Elliot works with the following operating systems:
- Linux
- Windows 10
- macOS X
Elliot requires Python version 3.6 or later.
Elliot requires tensorflow version 2.3.2 or later. If you want to use Elliot with GPU, please ensure that CUDA or cudatoolkit version is 7.6 or later. This requires NVIDIA driver version >= 10.1 (for Linux and Windows10).
- Open the anaconda command prompt to download GitHub repo"RecSys2023_hyperparameter_tuning"
- Move to the directory where you want to store the GitHub repo"RecSys2023_hyperparameter_tuning"
- Run the following command to create "elliot_env" environment
git clone https://github.com/Faisalse/RecSys2023_hyperparameter_tuning.git conda create --name elliot_env python=3.8
Activate the conda environment
conda activate elliot_env
Change to the "hyperparameter_tuning" directory and run this line to install the required packages
pip install -r requirements.txt
Installing required packages, run this line to reproduce the results
python reproducibility.py
By default, "Untuned_movieLenz.yml" configuration file is used to reproduce the results for the MovieLens dataset. Different configuration files are available in the “config_files” folder, which are used in our experiments. So, the desired one can be picked and writes its name in "reproducibility.py" file and runs it again to reproduce the results.
In the "data" folder, you can find (MovieLens 1M, Amazon Digital Music, Epinions) datasets, which are used in this reproducibility study. We also share the original data file and split version of each dataset to carry out the experiments with the exact same setting. The table below shows the statistics of the selected datasets. The same p-core and the same threshold values (MovieLens 1M, Amazon Digital Music datasets) are used as mentioned in [1]. The p-core filter out the number of items and users lower than given k-core while the threshold parameter assumes single system-wide threshold to filter out irrelevant transactions, which received ratings < 4.

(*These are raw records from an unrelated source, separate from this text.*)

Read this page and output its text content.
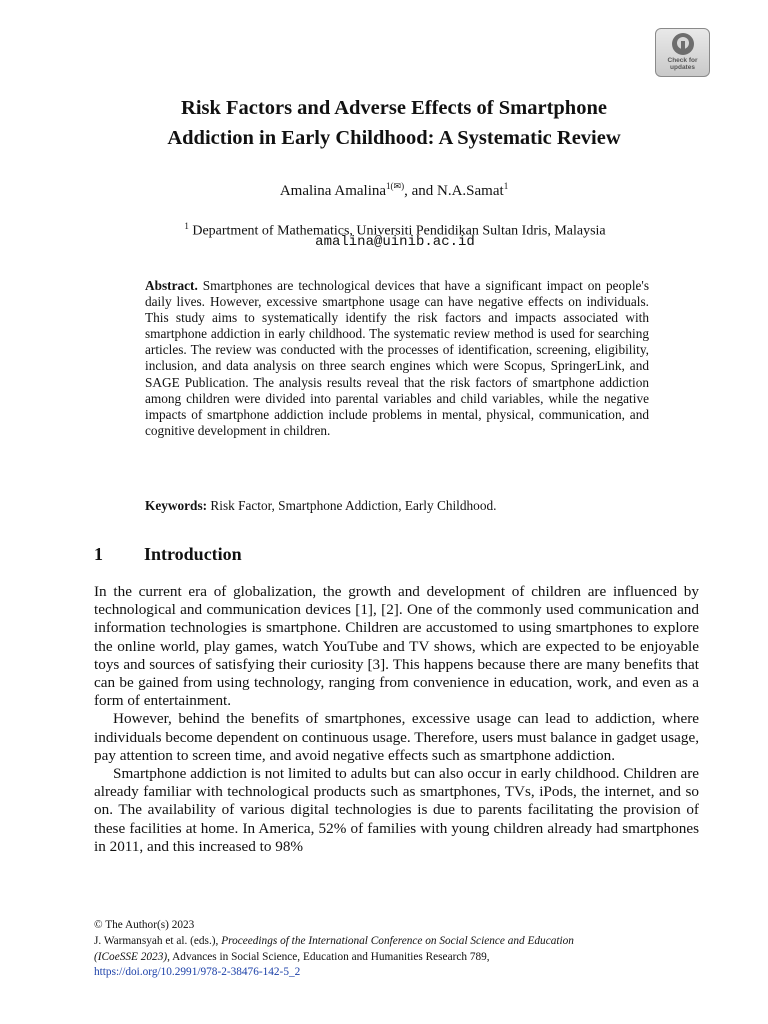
Check for
updates
Risk Factors and Adverse Effects of Smartphone
Addiction in Early Childhood: A Systematic Review
Amalina Amalina$^{1(✉)}$, and N.A.Samat$^1$
$^1$ Department of Mathematics, Universiti Pendidikan Sultan Idris, Malaysia
amalina@uinib.ac.id

Abstract. Smartphones are technological devices that have a significant impact on people's daily lives. However, excessive smartphone usage can have negative effects on individuals. This study aims to systematically identify the risk factors and impacts associated with smartphone addiction in early childhood. The systematic review method is used for searching articles. The review was conducted with the processes of identification, screening, eligibility, inclusion, and data analysis on three search engines which were Scopus, SpringerLink, and SAGE Publication. The analysis results reveal that the risk factors of smartphone addiction among children were divided into parental variables and child variables, while the negative impacts of smartphone addiction include problems in mental, physical, communication, and cognitive development in children.

Keywords: Risk Factor, Smartphone Addiction, Early Childhood.

1 Introduction

In the current era of globalization, the growth and development of children are influenced by technological and communication devices [1], [2]. One of the commonly used communication and information technologies is smartphone. Children are accustomed to using smartphones to explore the online world, play games, watch YouTube and TV shows, which are expected to be enjoyable toys and sources of satisfying their curiosity [3]. This happens because there are many benefits that can be gained from using technology, ranging from convenience in education, work, and even as a form of entertainment.

However, behind the benefits of smartphones, excessive usage can lead to addiction, where individuals become dependent on continuous usage. Therefore, users must balance in gadget usage, pay attention to screen time, and avoid negative effects such as smartphone addiction.

Smartphone addiction is not limited to adults but can also occur in early childhood. Children are already familiar with technological products such as smartphones, TVs, iPods, the internet, and so on. The availability of various digital technologies is due to parents facilitating the provision of these facilities at home. In America, 52% of families with young children already had smartphones in 2011, and this increased to 98%

© The Author(s) 2023
J. Warmansyah et al. (eds.), Proceedings of the International Conference on Social Science and Education
(ICoeSSE 2023), Advances in Social Science, Education and Humanities Research 789,
https://doi.org/10.2991/978-2-38476-142-5_2
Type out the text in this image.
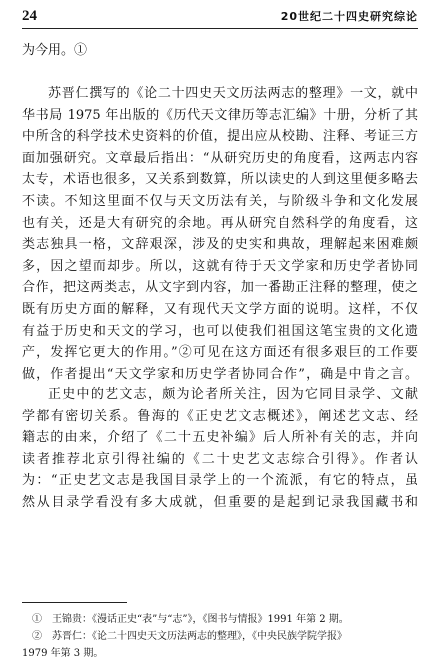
24	20世纪二十四史研究综论
为今用。①
苏晋仁撰写的《论二十四史天文历法两志的整理》一文，就中
华书局 1975 年出版的《历代天文律历等志汇编》十册，分析了其
中所含的科学技术史资料的价值，提出应从校勘、注释、考证三方
面加强研究。文章最后指出：“从研究历史的角度看，这两志内容
太专，术语也很多，又关系到数算，所以读史的人到这里便多略去
不读。不知这里面不仅与天文历法有关，与阶级斗争和文化发展
也有关，还是大有研究的余地。再从研究自然科学的角度看，这
类志独具一格，文辞艰深，涉及的史实和典故，理解起来困难颇
多，因之望而却步。所以，这就有待于天文学家和历史学者协同
合作，把这两类志，从文字到内容，加一番勘正注释的整理，使之
既有历史方面的解释，又有现代天文学方面的说明。这样，不仅
有益于历史和天文的学习，也可以使我们祖国这笔宝贵的文化遗
产，发挥它更大的作用。”②可见在这方面还有很多艰巨的工作要
做，作者提出“天文学家和历史学者协同合作”，确是中肯之言。
正史中的艺文志，颇为论者所关注，因为它同目录学、文献
学都有密切关系。鲁海的《正史艺文志概述》，阐述艺文志、经
籍志的由来，介绍了《二十五史补编》后人所补有关的志，并向
读者推荐北京引得社编的《二十史艺文志综合引得》。作者认
为：“正史艺文志是我国目录学上的一个流派，有它的特点，虽
然从目录学看没有多大成就，但重要的是起到记录我国藏书和
①　王锦贵：《漫话正史“表”与“志”》，《图书与情报》1991 年第 2 期。
②　苏晋仁：《论二十四史天文历法两志的整理》，《中央民族学院学报》
1979 年第 3 期。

[1] Anelli, Vito Walter, et al. "Top-n recommendation algorithms: A quest for the state-of-the-art." Proceedings of the 30th ACM Conference on User Modeling, Adaptation and Personalization. 2022.
Dataset | Original transactions | Original users | Original items | p-core | threshold |
---|---|---|---|---|---|
MovieLens 1M | 1000209 | 6040 | 3706 | 10 | 4 |
Amazon Digital Music | 1584082 | 840372 | 840372 | 5 | 4 |
Epinions | 300548 | 8514 | 8510 | 2 | / |